How Do We Protect Our Growing Base of Information for All Time?
Is it ever ok to let information die?
In the past, a group’s stories, legends, history, and religious beliefs were passed from generation to generation by word of mouth or documented in drawings or written languages of the day.
That’s because from the earliest times, the human race has been prodded by an unwritten mandate to pass the rapidly growing base of knowledge and information from one generation to the next.
Ancient Egyptians, for example, expanded upon the writing systems of previous cultures and developed the hieroglyphic writing system. It evolved over many centuries but it was still in use as recently as 400 AD. That’s when something better – the Greek alphabet – came along and was embraced by the intelligentsia.
Within 100 years hieroglyphic symbols were no longer decipherable. The messages in those beautifully painted and carved symbols were locked away, seemingly forever, until the Rosetta Stone was uncovered in 1799. Fortunately, the messaging in that stone was written in two languages, Egyptian and Greek, allowing for translation of the Egyptian hieroglyphic portion and providing the key to translate other hieroglyphic texts.

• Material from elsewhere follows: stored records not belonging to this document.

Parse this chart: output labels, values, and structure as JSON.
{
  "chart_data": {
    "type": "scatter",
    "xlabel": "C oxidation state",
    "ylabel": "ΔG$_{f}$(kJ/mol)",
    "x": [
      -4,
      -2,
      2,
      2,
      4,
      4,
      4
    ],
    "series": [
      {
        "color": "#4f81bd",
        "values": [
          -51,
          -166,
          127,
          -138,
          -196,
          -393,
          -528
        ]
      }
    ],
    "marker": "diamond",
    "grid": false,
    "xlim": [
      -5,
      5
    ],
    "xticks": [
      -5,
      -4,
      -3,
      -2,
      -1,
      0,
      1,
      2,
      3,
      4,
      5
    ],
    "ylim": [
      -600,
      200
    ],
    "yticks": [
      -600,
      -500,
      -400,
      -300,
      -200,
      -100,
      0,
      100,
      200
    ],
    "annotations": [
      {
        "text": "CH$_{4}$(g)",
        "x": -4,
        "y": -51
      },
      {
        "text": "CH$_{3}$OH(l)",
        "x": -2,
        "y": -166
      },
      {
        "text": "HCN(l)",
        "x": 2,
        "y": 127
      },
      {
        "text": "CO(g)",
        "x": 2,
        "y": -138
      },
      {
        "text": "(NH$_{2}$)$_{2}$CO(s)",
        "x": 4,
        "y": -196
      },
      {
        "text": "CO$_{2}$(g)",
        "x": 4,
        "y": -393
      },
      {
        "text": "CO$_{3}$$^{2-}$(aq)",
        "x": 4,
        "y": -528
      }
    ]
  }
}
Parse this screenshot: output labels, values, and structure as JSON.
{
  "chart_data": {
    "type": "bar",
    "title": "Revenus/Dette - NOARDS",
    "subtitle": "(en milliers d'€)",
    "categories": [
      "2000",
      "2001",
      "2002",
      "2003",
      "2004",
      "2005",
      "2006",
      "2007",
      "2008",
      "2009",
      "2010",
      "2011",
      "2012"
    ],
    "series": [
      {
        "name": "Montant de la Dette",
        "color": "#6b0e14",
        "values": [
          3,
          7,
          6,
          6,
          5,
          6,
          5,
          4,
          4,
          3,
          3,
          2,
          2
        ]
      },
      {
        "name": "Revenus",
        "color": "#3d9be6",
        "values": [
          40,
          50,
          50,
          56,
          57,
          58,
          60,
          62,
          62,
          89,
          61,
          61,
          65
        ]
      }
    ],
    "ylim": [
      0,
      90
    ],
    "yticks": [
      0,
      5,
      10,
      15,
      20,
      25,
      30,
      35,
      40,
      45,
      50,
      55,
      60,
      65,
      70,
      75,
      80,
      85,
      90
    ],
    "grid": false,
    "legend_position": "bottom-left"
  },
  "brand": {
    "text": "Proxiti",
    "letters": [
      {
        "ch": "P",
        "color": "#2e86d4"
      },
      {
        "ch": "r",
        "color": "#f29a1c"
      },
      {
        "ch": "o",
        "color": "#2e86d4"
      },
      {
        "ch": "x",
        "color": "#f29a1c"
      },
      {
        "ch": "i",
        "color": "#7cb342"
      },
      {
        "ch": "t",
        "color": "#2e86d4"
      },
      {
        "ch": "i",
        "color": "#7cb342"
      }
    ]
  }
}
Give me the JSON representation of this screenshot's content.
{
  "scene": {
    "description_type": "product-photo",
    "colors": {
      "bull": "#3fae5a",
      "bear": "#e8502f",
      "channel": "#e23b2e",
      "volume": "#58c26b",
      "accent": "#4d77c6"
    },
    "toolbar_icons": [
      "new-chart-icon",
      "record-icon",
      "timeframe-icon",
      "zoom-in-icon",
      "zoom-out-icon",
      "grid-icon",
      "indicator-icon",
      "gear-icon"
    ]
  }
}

That was a close call – a language and a valuable historical accounting of the world that was almost lost forever. Could that happen again? Could a writing or a data storage system become not only obsolete, but completely undecipherable over the course of five to ten generations? After all, new and better technology is always on the horizon, like the Greek alphabet and cloud storage.
If you think that can never happen, think again. It’s happening all the time.
We’re losing languages left and right. As many as 90% of the world’s languages could be gone by 2100 by some estimates. And along with them, goes valuable insights into past cultures and communities, all critical pieces for understanding the human race as it exists today.
If we look at the bigger picture, any circa 1820 book that has survived fire, flood and careless destruction is readable today. Sure, life was simpler in 1820 and books were the primary repository of information. We still have the ability to read the information in those books.
But, think about all that’s happened since then, though, beginning with phonograph records developed later that same century to capture and store sound. Now imagine an archeologist 200 years in the future unearthing a floppy disk, cassette tape, or video on a CD. Will any of that data be recoverable?
Even today, you’d be hard-pressed to find a computer with a drive for a floppy disk. In fact, it’s doubtful that any of today’s reader devices will still exist even 50 years from now, let alone in 200 years.
One of the ideas behind cloud computing was to free users from the ever-changing nature of storage devices by using remote storage in server farms far, far away. Is our data safe and recoverable in the cloud for all eternity? Keep in mind, data centers require ongoing power and ongoing attention. What if something goes wrong? Even redundant systems aren’t foolproof.
And regardless of the technology, should we be concerned that the vast majority of “humanity’s data” lies in the hands of private corporations? Companies like Google, Amazon, Yahoo, Apple, IBM, and Microsoft have staked their future on the value of the information archived in their data centers.
However, if one of these corporations ceases to exist, what’s the protocol for dealing with all the information residing on their servers? Thinking long-term, and knowing that only a very small percentage of companies survive long enough to celebrate their 50th anniversary, let alone their 100th or 200th, how much of this information will still exist 200 years from now?
Is it the government’s job to preserve information and keep it available to the public? In fact, the National Archives and Records Administration has the remarkable mission to preserve certain materials that are “important to the workings of Government, have long-term research worth, or provide information of value to citizens.” NARA is doing a great job, no doubt. But who decides what classic book, audio recording, or blueprint is included? Who’s responsible for humankind’s mandate to protect and pass on the terabytes of information that don’t make NARA’s cut?
Maybe that’s the bigger question we should consider … Not whether any information will ever be irretrievable, but should all information be stored for all time? And if so, who gets to decide?
What we need is a long-term strategy for data preservation, and by long term I mean 1,000 years or more. And at the very least let’s make sure NARA is saving instructions and documentation for every data storage device as it comes along, including the floppy drive and digital tape player.